Remy was off work. He'd managed less than half a day collecting trolleys at the store before declaring himself sick. And he was, just not in any way he could explain to
them.

He'd probably always known that his hobby would get him into trouble one day. Going in places he shouldn't. Climbing up things he shouldn't. That's why the word
shouldn't
had been in there. And that's why he'd always done it.

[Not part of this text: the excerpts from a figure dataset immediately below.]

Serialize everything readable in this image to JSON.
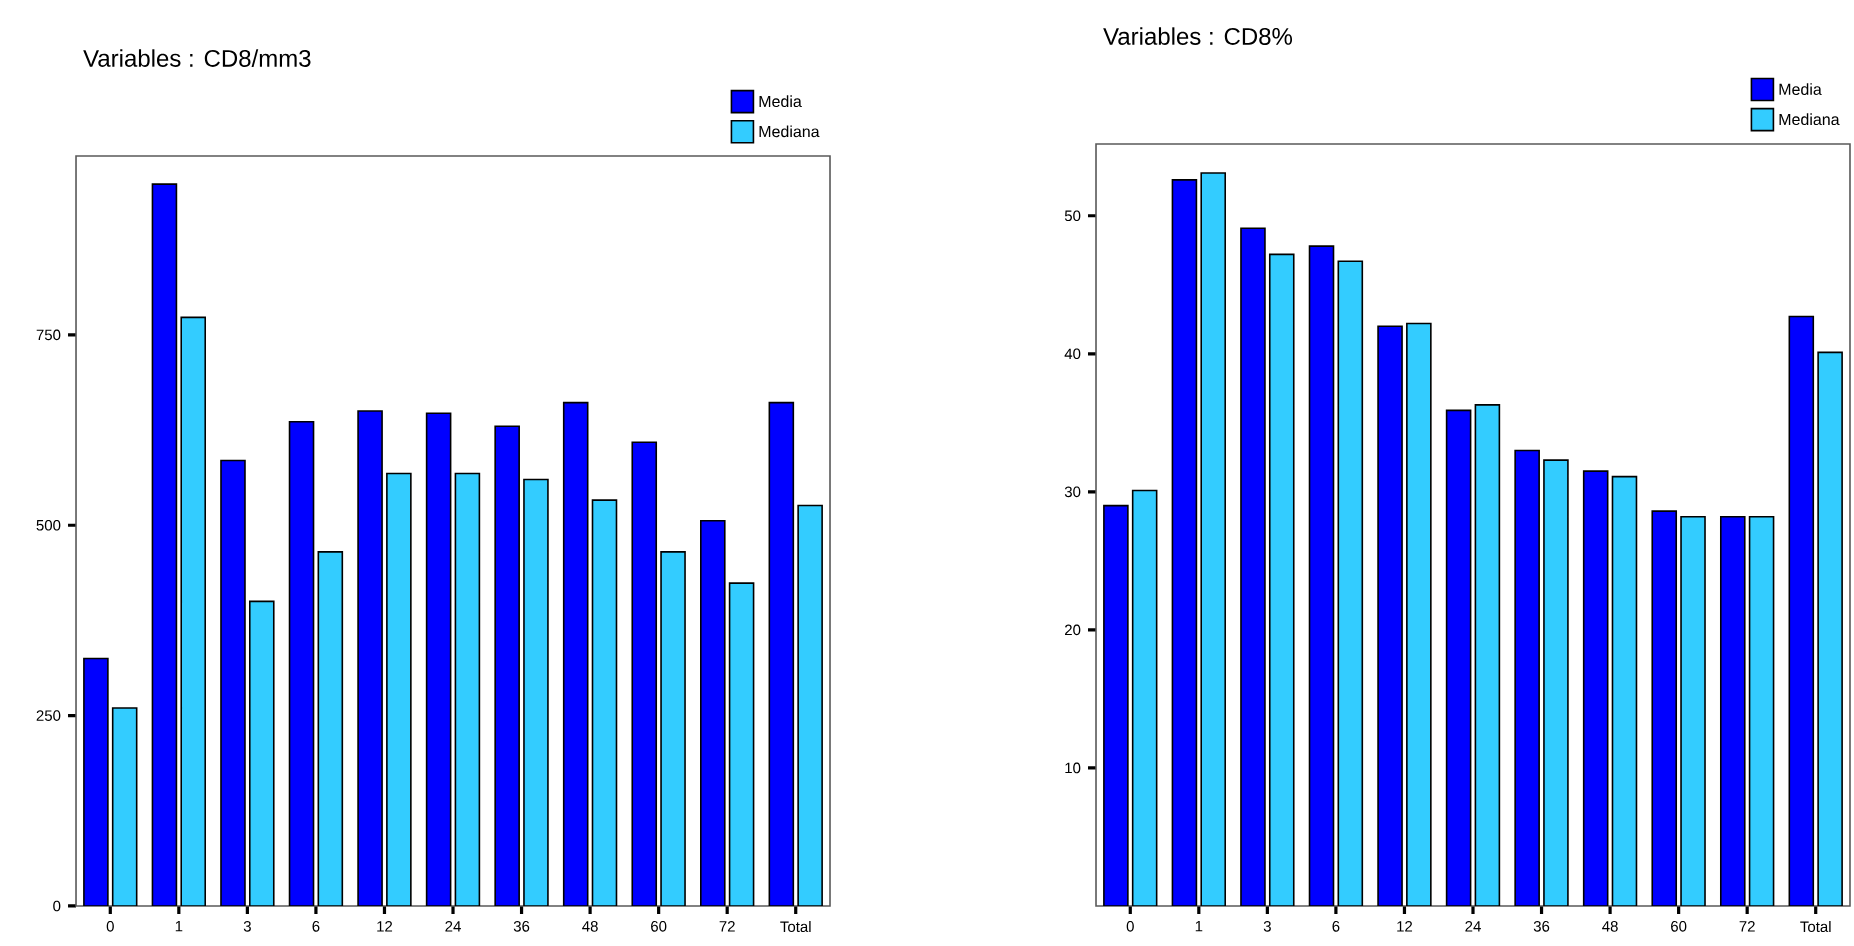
{
  "chart_data": [
    {
      "type": "bar",
      "title": "Variables : CD8/mm3",
      "categories": [
        "0",
        "1",
        "3",
        "6",
        "12",
        "24",
        "36",
        "48",
        "60",
        "72",
        "Total"
      ],
      "ylim": [
        0,
        985
      ],
      "yticks": [
        0,
        250,
        500,
        750
      ],
      "legend": "top right",
      "series": [
        {
          "name": "Media",
          "color": "#0000ff",
          "values": [
            325,
            948,
            585,
            636,
            650,
            647,
            630,
            661,
            609,
            506,
            661
          ]
        },
        {
          "name": "Mediana",
          "color": "#33ccff",
          "values": [
            260,
            773,
            400,
            465,
            568,
            568,
            560,
            533,
            465,
            424,
            526
          ]
        }
      ]
    },
    {
      "type": "bar",
      "title": "Variables : CD8%",
      "categories": [
        "0",
        "1",
        "3",
        "6",
        "12",
        "24",
        "36",
        "48",
        "60",
        "72",
        "Total"
      ],
      "ylim": [
        0,
        55.2
      ],
      "yticks": [
        10,
        20,
        30,
        40,
        50
      ],
      "legend": "top right",
      "series": [
        {
          "name": "Media",
          "color": "#0000ff",
          "values": [
            29.0,
            52.6,
            49.1,
            47.8,
            42.0,
            35.9,
            33.0,
            31.5,
            28.6,
            28.2,
            42.7
          ]
        },
        {
          "name": "Mediana",
          "color": "#33ccff",
          "values": [
            30.1,
            53.1,
            47.2,
            46.7,
            42.2,
            36.3,
            32.3,
            31.1,
            28.2,
            28.2,
            40.1
          ]
        }
      ]
    }
  ]
}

Now he was paying the price. His old man had always said that nothing was free in this world. There was an old coffee table in his dad's front room that he'd ‘got free'
by collecting Kensitas Club coupons that came with his cigarettes and then exchanged at the shop in Cambridge Street. Of course, it wasn't free at all and he paid for it by acquiring
progressive lung disease. Not much of a deal really.

Remy wasn't exactly what you'd call a rebel. No marching to ban the bomb even though he thought they should, no protest against globalization or Starbucks or Nestlé or Disney.
He was more of a quiet rebel, a personal rebel, making his protest against the world by ignoring
No Entry
signs. He didn't need them to tell him what was good for him or bad for him or
whether an old building might fall on his head. It was
his
head.

Maybe loving buildings was his problem. Or loving Glasgow. Or being a bit weird. People might have thought he was odd if they knew he explored derelict hospitals, old schools or abandoned
factories but what the hell would they think if they knew he had found that fucking body?

He couldn't stop thinking about it. Every time he closed his eyes it was there, its face staring back at his. Those empty eye sockets. The chewed cheeks. That poor bugger killed down there
and left to rot. Stuck in that tunnel forever if he hadn't been down there to find him. Now the cops would be examining every bit of him.